The 'emperor' from the title refers to Murray Thwaite, a very rich and highly respected New York journalist. His daughter, Marina has been trying to write a book (about the historical significance of children's clothes, of all things) since she graduated from college but hasn't found the proper inspiration to complete it. Enter poor relation, Cousin Booty, a slacker from upstate who, on the spur of the moment decides he is destined to be one of the world's great thinkers. So, he decides to apprentice with the greatest thinker he knows -- Uncle Murray.
Spoiled Marina and her equally spoiled and idiotic friends live their lives as if what they do is of Earth shattering importance and when a tragedy (a HUGE tragedy) unfolds around them, it kicks their own self-importance into high gear.
The characters in this book are utterly ridiculous and completely unlikeable. I really didn't care one fig what happened to any of them. Even when the tragedy occurred, I knew they were going to internalize it in a way that made all the suffering about them. They did not let me down.

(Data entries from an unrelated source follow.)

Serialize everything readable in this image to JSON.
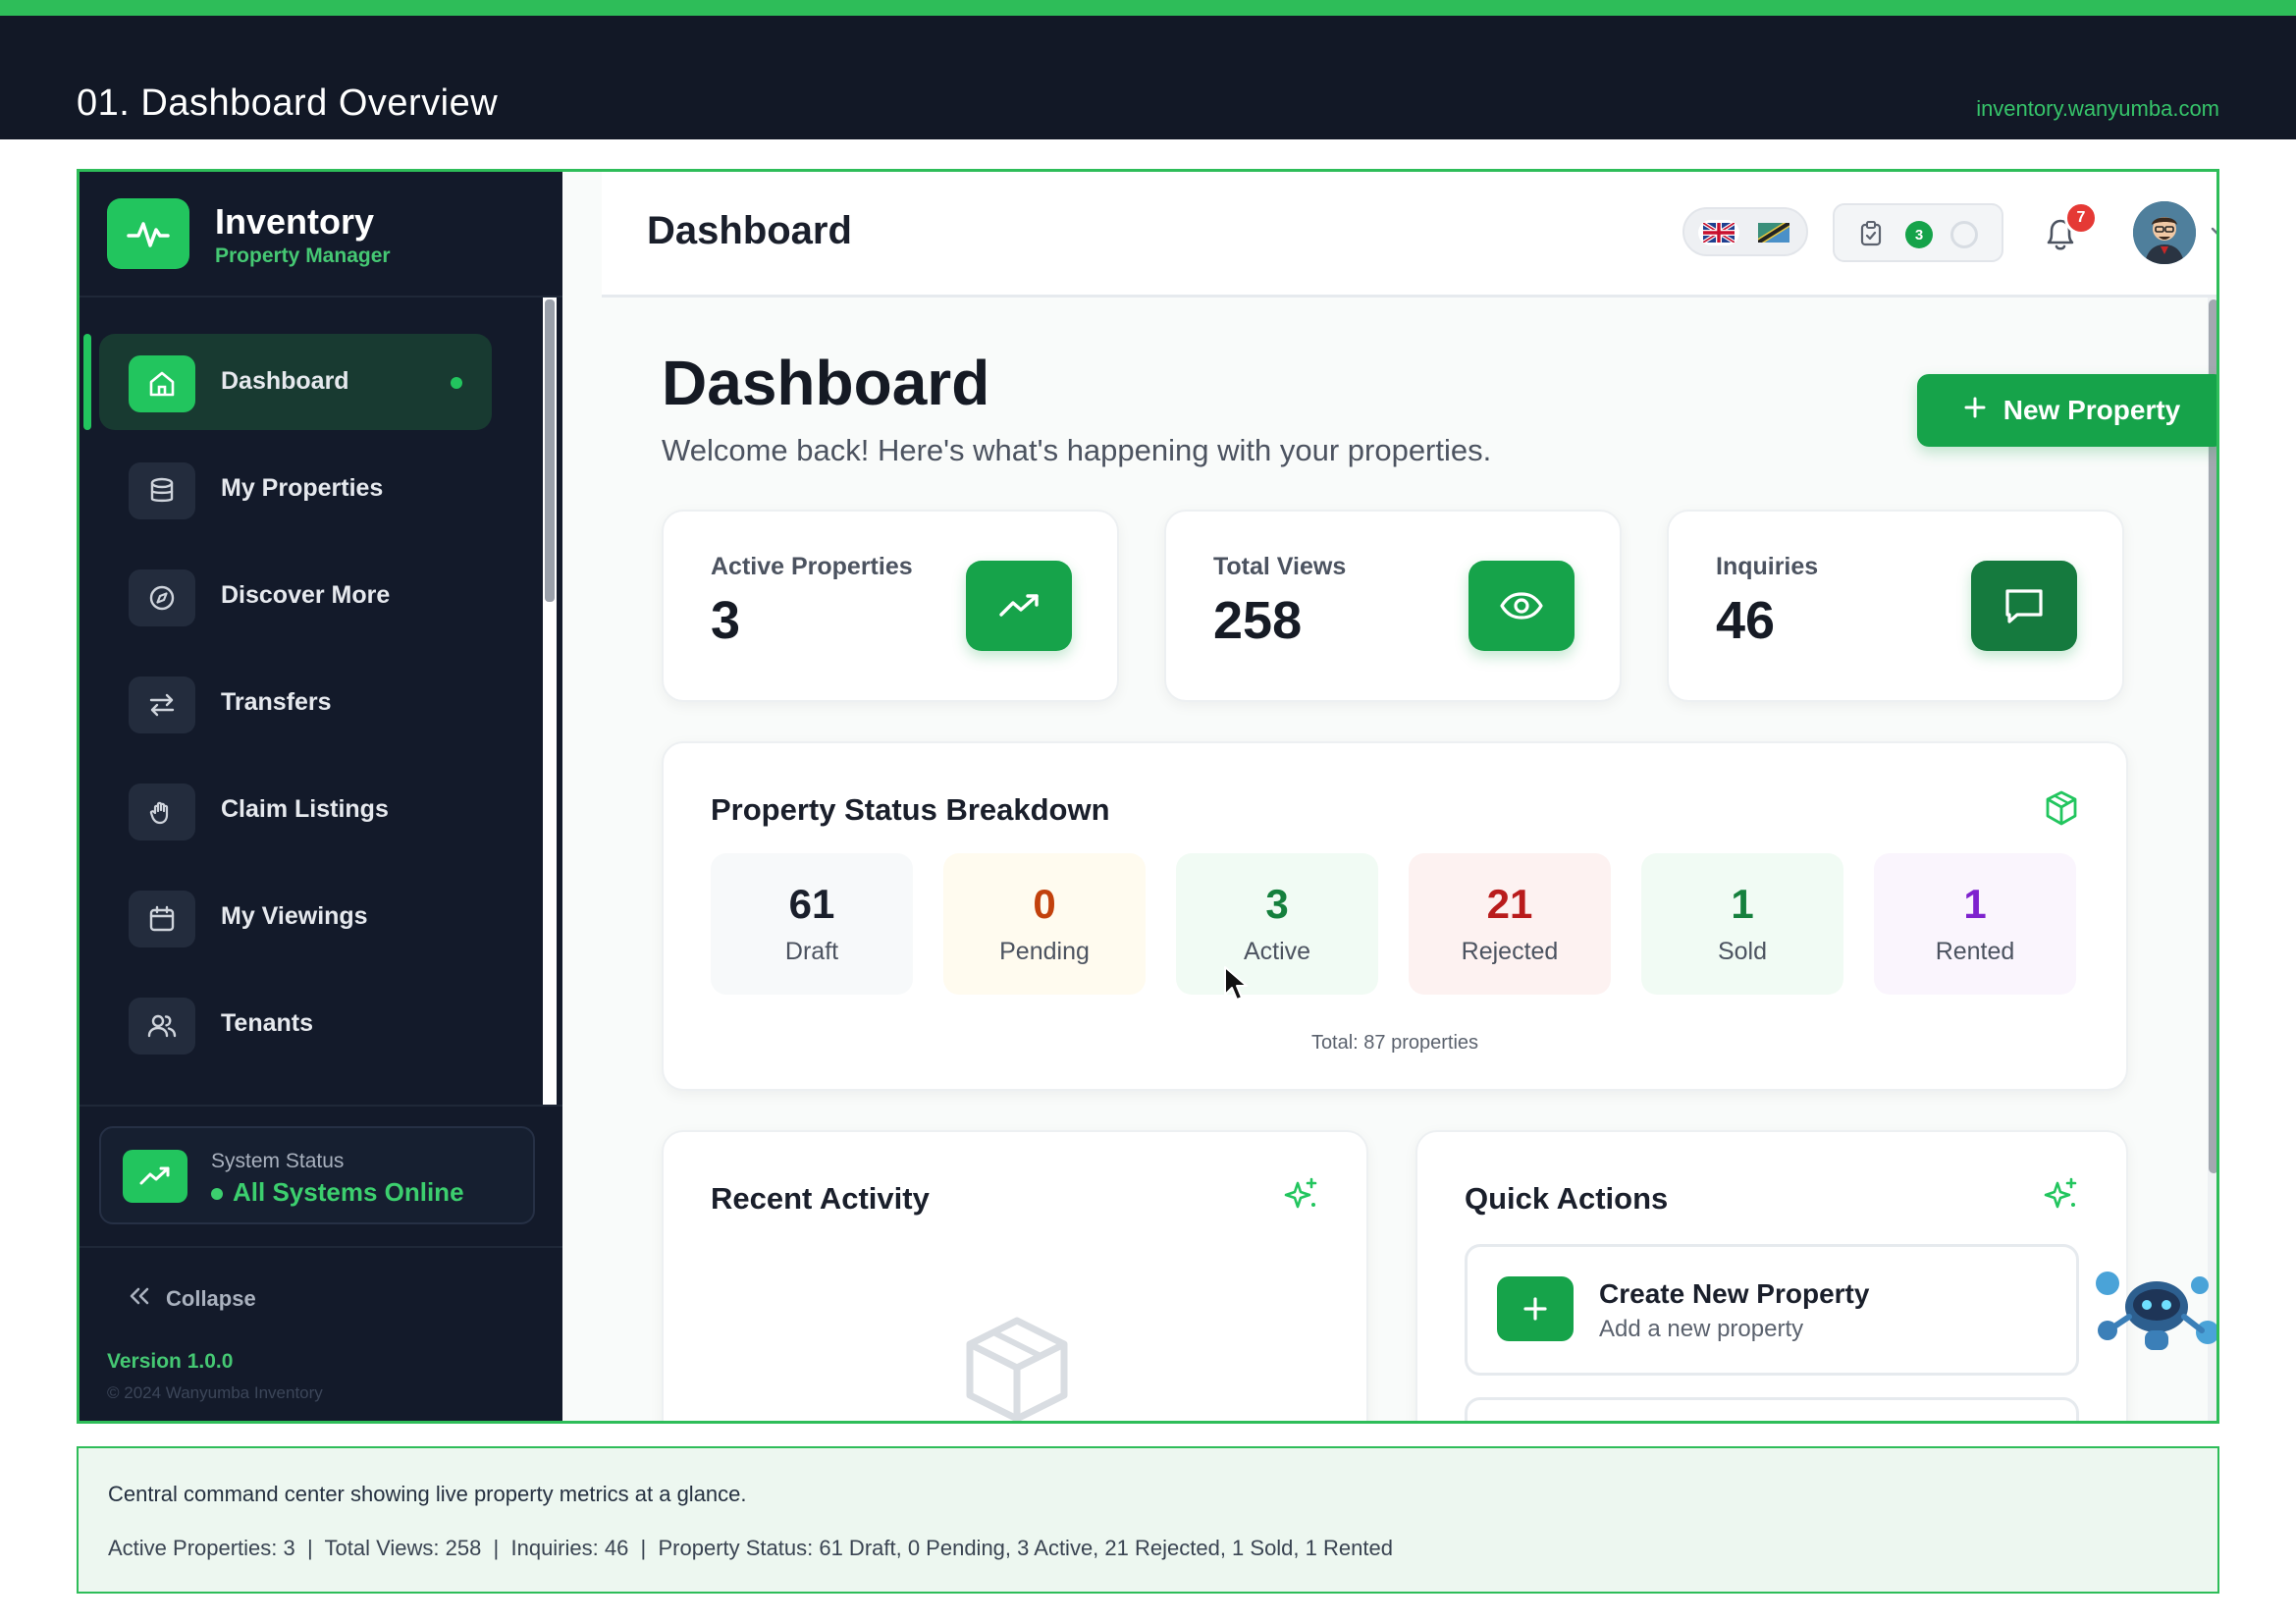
{
  "page": {
    "title": "01. Dashboard Overview",
    "url": "inventory.wanyumba.com"
  },
  "sidebar": {
    "brand": {
      "name": "Inventory",
      "subtitle": "Property Manager"
    },
    "items": [
      {
        "label": "Dashboard",
        "icon": "home-icon",
        "active": true
      },
      {
        "label": "My Properties",
        "icon": "database-icon",
        "active": false
      },
      {
        "label": "Discover More",
        "icon": "compass-icon",
        "active": false
      },
      {
        "label": "Transfers",
        "icon": "transfer-arrows-icon",
        "active": false
      },
      {
        "label": "Claim Listings",
        "icon": "hand-icon",
        "active": false
      },
      {
        "label": "My Viewings",
        "icon": "calendar-icon",
        "active": false
      },
      {
        "label": "Tenants",
        "icon": "users-icon",
        "active": false
      }
    ],
    "system": {
      "title": "System Status",
      "status": "All Systems Online"
    },
    "collapse_label": "Collapse",
    "version": "Version 1.0.0",
    "copyright": "© 2024 Wanyumba Inventory"
  },
  "topbar": {
    "title": "Dashboard",
    "task_count": "3",
    "notification_count": "7"
  },
  "main": {
    "title": "Dashboard",
    "subtitle": "Welcome back! Here's what's happening with your properties.",
    "new_property_label": "New Property",
    "stats": [
      {
        "label": "Active Properties",
        "value": "3",
        "icon": "trending-up-icon"
      },
      {
        "label": "Total Views",
        "value": "258",
        "icon": "eye-icon"
      },
      {
        "label": "Inquiries",
        "value": "46",
        "icon": "message-icon"
      }
    ],
    "status_breakdown": {
      "title": "Property Status Breakdown",
      "tiles": [
        {
          "value": "61",
          "label": "Draft",
          "color": "#1a1f2b",
          "bg": "#f7f9fa"
        },
        {
          "value": "0",
          "label": "Pending",
          "color": "#c2410c",
          "bg": "#fffbef"
        },
        {
          "value": "3",
          "label": "Active",
          "color": "#15803d",
          "bg": "#f1fbf4"
        },
        {
          "value": "21",
          "label": "Rejected",
          "color": "#b91c1c",
          "bg": "#fdf2f1"
        },
        {
          "value": "1",
          "label": "Sold",
          "color": "#15803d",
          "bg": "#f1fbf4"
        },
        {
          "value": "1",
          "label": "Rented",
          "color": "#7e22ce",
          "bg": "#faf5fd"
        }
      ],
      "total": "Total: 87 properties"
    },
    "recent_activity": {
      "title": "Recent Activity"
    },
    "quick_actions": {
      "title": "Quick Actions",
      "items": [
        {
          "title": "Create New Property",
          "subtitle": "Add a new property"
        }
      ]
    }
  },
  "caption": {
    "line1": "Central command center showing live property metrics at a glance.",
    "line2": "Active Properties: 3  |  Total Views: 258  |  Inquiries: 46  |  Property Status: 61 Draft, 0 Pending, 3 Active, 21 Rejected, 1 Sold, 1 Rented"
  },
  "colors": {
    "accent": "#22c55e",
    "sidebar_bg": "#131a2a",
    "header_bg": "#121826"
  }
}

The prose is slow and plodding for the most part and the only reason I kept reading was to see if Booty (who reminded me of Ignatius P Reilly from 'A Confederacy of Dunces' ) was ever going to make good. He didn't.
I agree with Kim. Don't waste your time with this one.
My update: I've got 7 more to go to finish the 20 I promised myself I would complete. However, with one more, I will have read exactly one half of the entire list (fiction only). Whew!
I am currently reading 'Everyman', and 'Digging to America' and I have dipped my toes into 'Possibility of an Island'. I'm still chugging along.